AJP Regulatory Integrative and Comparative Physiology ◽

10.1152/ajpregu.1997.273.1.r70 ◽

1997 ◽

Vol 273 (1) ◽

pp. R70-R79

Author(s):

J. P. Valentin ◽

S. A. Mazbar ◽

M. H. Humphreys

Keyword(s):

Renal Plasma Flow ◽

Renal Nerves ◽

Sprague Dawley ◽

Wky Rats ◽

Sprague Dawley Rats ◽

Long Term Treatment ◽

Bilateral Carotid ◽

Wistar Kyoto ◽

Captopril Treatment

In anesthetized Sprague-Dawley rats, intermittent bilateral carotid artery traction (BilCAT) caused a transient decrease in mean arterial pressure (MAP) of 28 +/- 3 mmHg and led to a progressive increase in sodium excretion (UNaV) that nearly doubled 45-90 min after initiation of the repetitive application of BilCAT (P < 0.001). This natriuresis was accompanied by an increase in glomerular filtration rate (GFR) from 2.70 +/- 0.3 to 3.2 +/- 0.3 ml/min (P < 0.001), no change in renal plasma flow [clearance of p-aminohippurate (PAH)], and an increase in the fractional excretion of lithium.
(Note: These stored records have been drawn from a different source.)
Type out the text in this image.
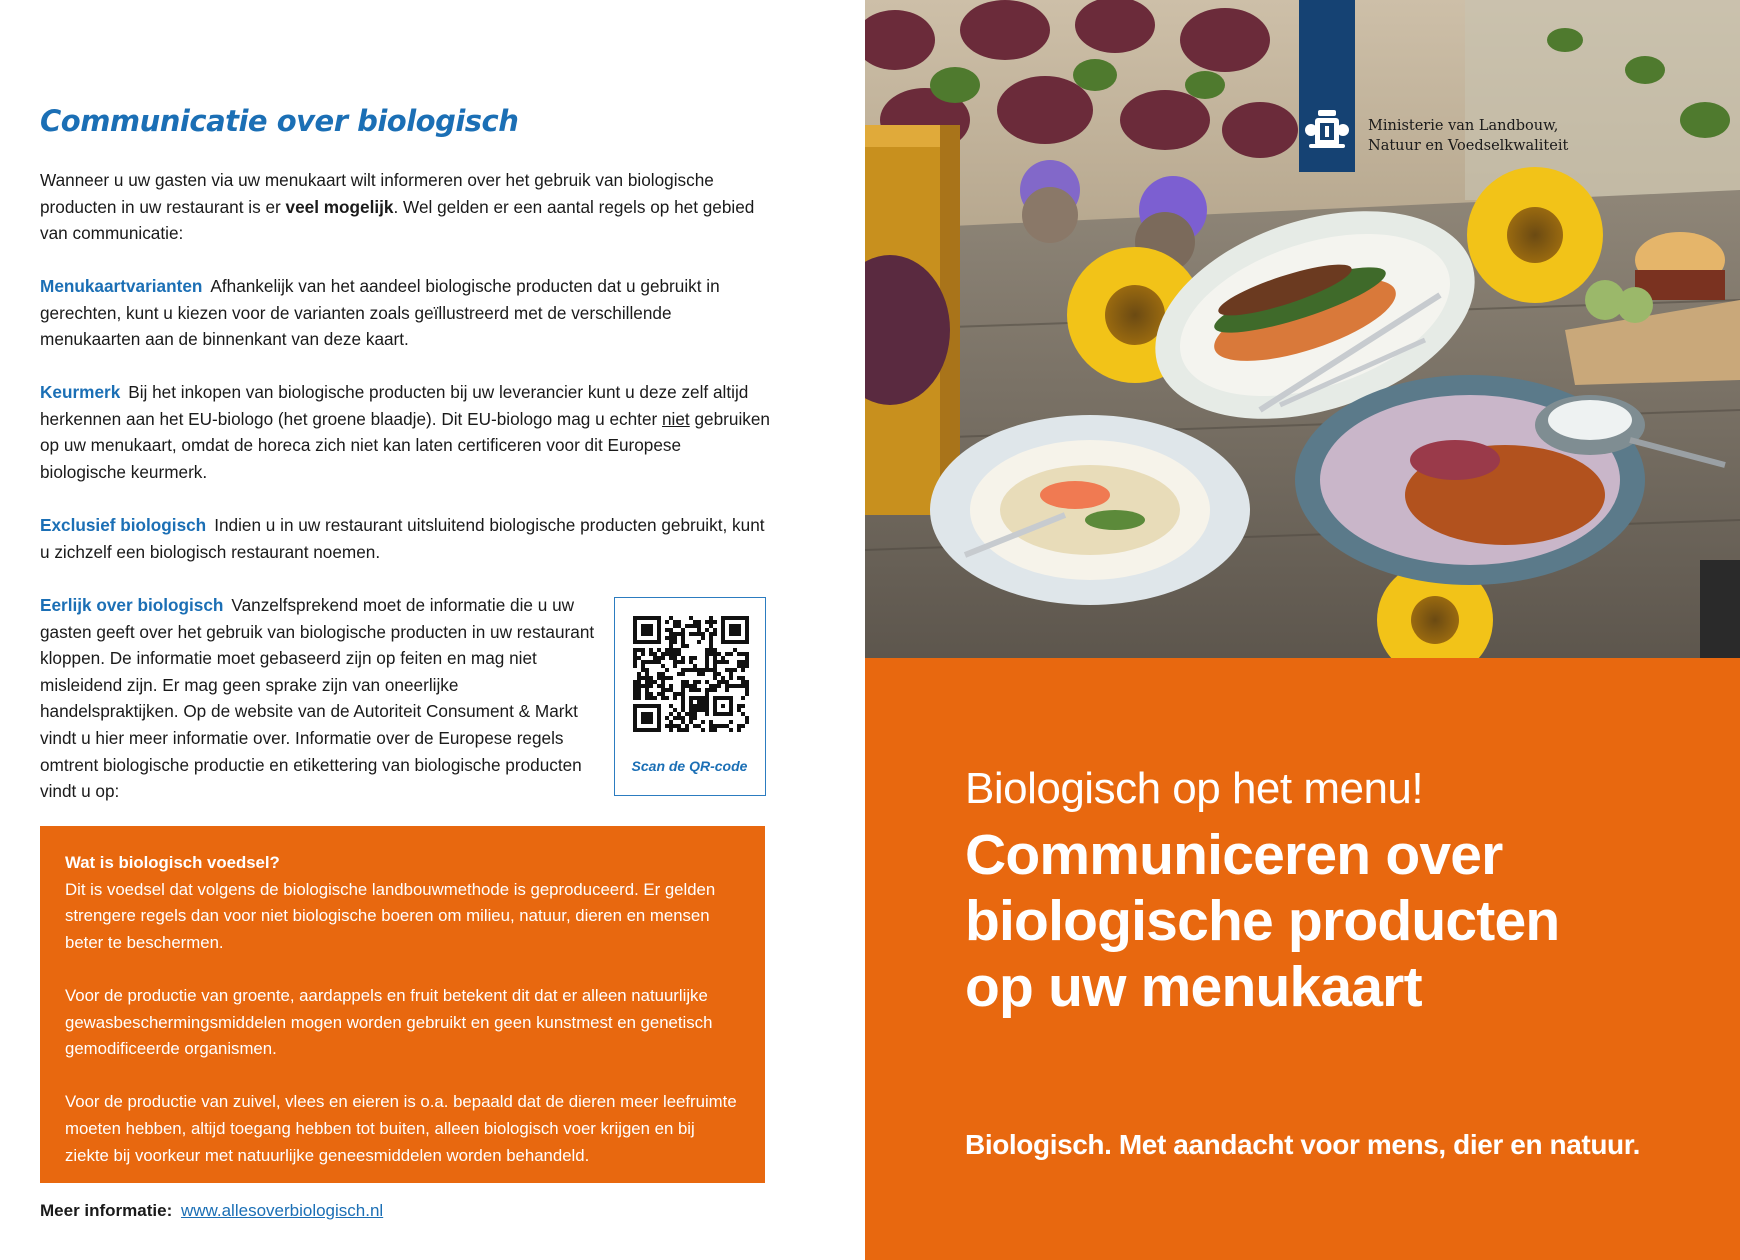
Communicatie over biologisch

Wanneer u uw gasten via uw menukaart wilt informeren over het gebruik van biologische producten in uw restaurant is er veel mogelijk. Wel gelden er een aantal regels op het gebied van communicatie:

Menukaartvarianten Afhankelijk van het aandeel biologische producten dat u gebruikt in gerechten, kunt u kiezen voor de varianten zoals geïllustreerd met de verschillende menukaarten aan de binnenkant van deze kaart.

Keurmerk Bij het inkopen van biologische producten bij uw leverancier kunt u deze zelf altijd herkennen aan het EU-biologo (het groene blaadje). Dit EU-biologo mag u echter niet gebruiken op uw menukaart, omdat de horeca zich niet kan laten certificeren voor dit Europese biologische keurmerk.

Exclusief biologisch Indien u in uw restaurant uitsluitend biologische producten gebruikt, kunt u zichzelf een biologisch restaurant noemen.

Eerlijk over biologisch Vanzelfsprekend moet de informatie die u uw gasten geeft over het gebruik van biologische producten in uw restaurant kloppen. De informatie moet gebaseerd zijn op feiten en mag niet misleidend zijn. Er mag geen sprake zijn van oneerlijke handelspraktijken. Op de website van de Autoriteit Consument & Markt vindt u hier meer informatie over. Informatie over de Europese regels omtrent biologische productie en etikettering van biologische producten vindt u op:

Scan de QR-code
Wat is biologisch voedsel?

Dit is voedsel dat volgens de biologische landbouwmethode is geproduceerd. Er gelden strengere regels dan voor niet biologische boeren om milieu, natuur, dieren en mensen beter te beschermen.

Voor de productie van groente, aardappels en fruit betekent dit dat er alleen natuurlijke gewasbeschermingsmiddelen mogen worden gebruikt en geen kunstmest en genetisch gemodificeerde organismen.

Voor de productie van zuivel, vlees en eieren is o.a. bepaald dat de dieren meer leefruimte moeten hebben, altijd toegang hebben tot buiten, alleen biologisch voer krijgen en bij ziekte bij voorkeur met natuurlijke geneesmiddelen worden behandeld.

Meer informatie: www.allesoverbiologisch.nl
Ministerie van Landbouw,
Natuur en Voedselkwaliteit
Biologisch op het menu!
Communiceren over
biologische producten
op uw menukaart
Biologisch. Met aandacht voor mens, dier en natuur.
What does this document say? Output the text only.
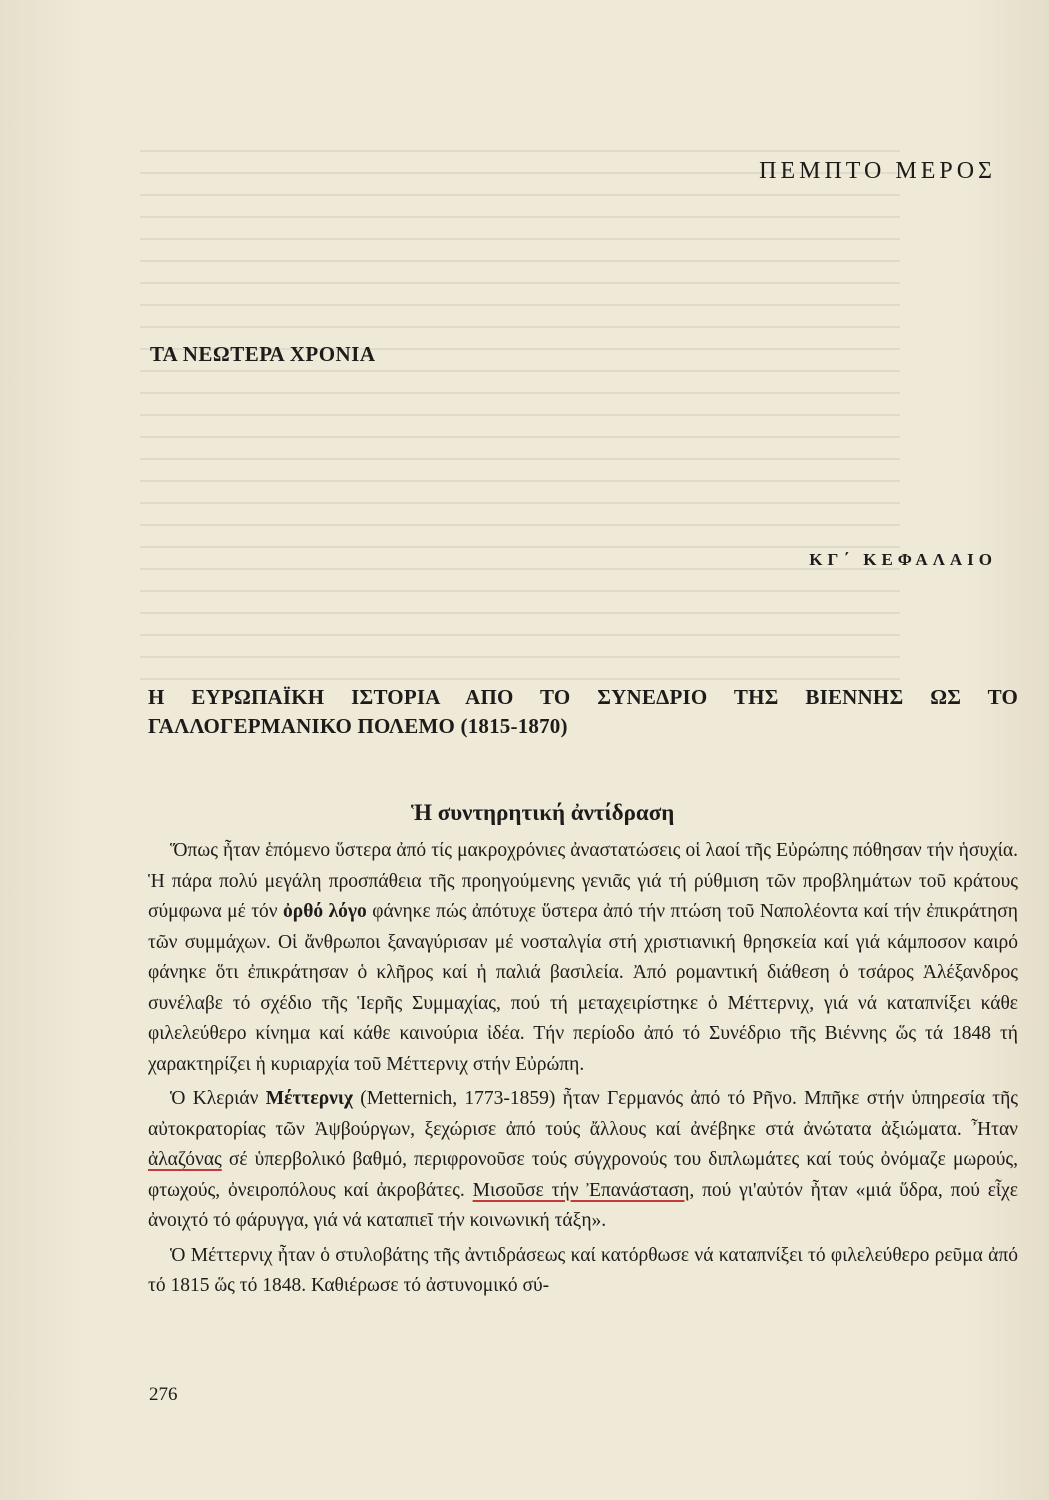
ΠΕΜΠΤΟ ΜΕΡΟΣ
ΤΑ ΝΕΩΤΕΡΑ ΧΡΟΝΙΑ
ΚΓ΄ ΚΕΦΑΛΑΙΟ
Η ΕΥΡΩΠΑΪΚΗ ΙΣΤΟΡΙΑ ΑΠΟ ΤΟ ΣΥΝΕΔΡΙΟ ΤΗΣ ΒΙΕΝΝΗΣ ΩΣ ΤΟ ΓΑΛΛΟΓΕΡΜΑΝΙΚΟ ΠΟΛΕΜΟ (1815-1870)
Ἡ συντηρητική ἀντίδραση

Ὅπως ἦταν ἑπόμενο ὕστερα ἀπό τίς μακροχρόνιες ἀναστατώσεις οἱ λαοί τῆς Εὐρώπης πόθησαν τήν ἡσυχία. Ἡ πάρα πολύ μεγάλη προσπάθεια τῆς προηγούμενης γενιᾶς γιά τή ρύθμιση τῶν προβλημάτων τοῦ κράτους σύμφωνα μέ τόν ὀρθό λόγο φάνηκε πώς ἀπότυχε ὕστερα ἀπό τήν πτώση τοῦ Ναπολέοντα καί τήν ἐπικράτηση τῶν συμμάχων. Οἱ ἄνθρωποι ξαναγύρισαν μέ νοσταλγία στή χριστιανική θρησκεία καί γιά κάμποσον καιρό φάνηκε ὅτι ἐπικράτησαν ὁ κλῆρος καί ἡ παλιά βασιλεία. Ἀπό ρομαντική διάθεση ὁ τσάρος Ἀλέξανδρος συνέλαβε τό σχέδιο τῆς Ἱερῆς Συμμαχίας, πού τή μεταχειρίστηκε ὁ Μέττερνιχ, γιά νά καταπνίξει κάθε φιλελεύθερο κίνημα καί κάθε καινούρια ἰδέα. Τήν περίοδο ἀπό τό Συνέδριο τῆς Βιέννης ὥς τά 1848 τή χαρακτηρίζει ἡ κυριαρχία τοῦ Μέττερνιχ στήν Εὐρώπη.

Ὁ Κλεριάν Μέττερνιχ (Metternich, 1773-1859) ἦταν Γερμανός ἀπό τό Ρῆνο. Μπῆκε στήν ὑπηρεσία τῆς αὐτοκρατορίας τῶν Ἀψβούργων, ξεχώρισε ἀπό τούς ἄλλους καί ἀνέβηκε στά ἀνώτατα ἀξιώματα. Ἦταν ἀλαζόνας σέ ὑπερβολικό βαθμό, περιφρονοῦσε τούς σύγχρονούς του διπλωμάτες καί τούς ὀνόμαζε μωρούς, φτωχούς, ὀνειροπόλους καί ἀκροβάτες. Μισοῦσε τήν Ἐπανάσταση, πού γι'αὐτόν ἦταν «μιά ὕδρα, πού εἶχε ἀνοιχτό τό φάρυγγα, γιά νά καταπιεῖ τήν κοινωνική τάξη».

Ὁ Μέττερνιχ ἦταν ὁ στυλοβάτης τῆς ἀντιδράσεως καί κατόρθωσε νά καταπνίξει τό φιλελεύθερο ρεῦμα ἀπό τό 1815 ὥς τό 1848. Καθιέρωσε τό ἀστυνομικό σύ-

276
Rats with bilateral renal denervation exhibited neither natriuresis nor an increase in GFR in response to BilCAT despite similar vasodepression caused by the maneuver. Normotensive Wistar-Kyoto (WKY) rats responded to BilCAT like Sprague-Dawley rats, whereas spontaneously hypertensive rats (SHR) exhibited an exaggerated vasodepressor response to BilCAT (-51 +/- 3 mmHg) without increasing either UNaV or GFR. Separate groups of WKY and SHR were treated from 4 wk of age with captopril added to the drinking water at a concentration of 1 g/l. At 12-14 wk, both groups had lower MAP compared with untreated animals. Captopril treatment did not alter either the natriuretic response or the increase in GFR seen in untreated WKY after BilCAT, and the maneuver produced equivalent degrees of vasodepression as in controls. However, treated SHR now responded to BilCAT with increases in both UNaV and GFR that closely resembled the responses seen in Sprague-Dawley and WKY rats. These results suggest that BilCAT produces natriuresis through a pathway dependent on the renal nerves. This pathway does not function in untreated SHR despite similar vasodepression. Long-term treatment with captopril restores this reflex pathway in SHR, lending support to the concept that angiotensin II is critically linked to heightened sympathetic nerve activity and abnormal sodium metabolism in this strain.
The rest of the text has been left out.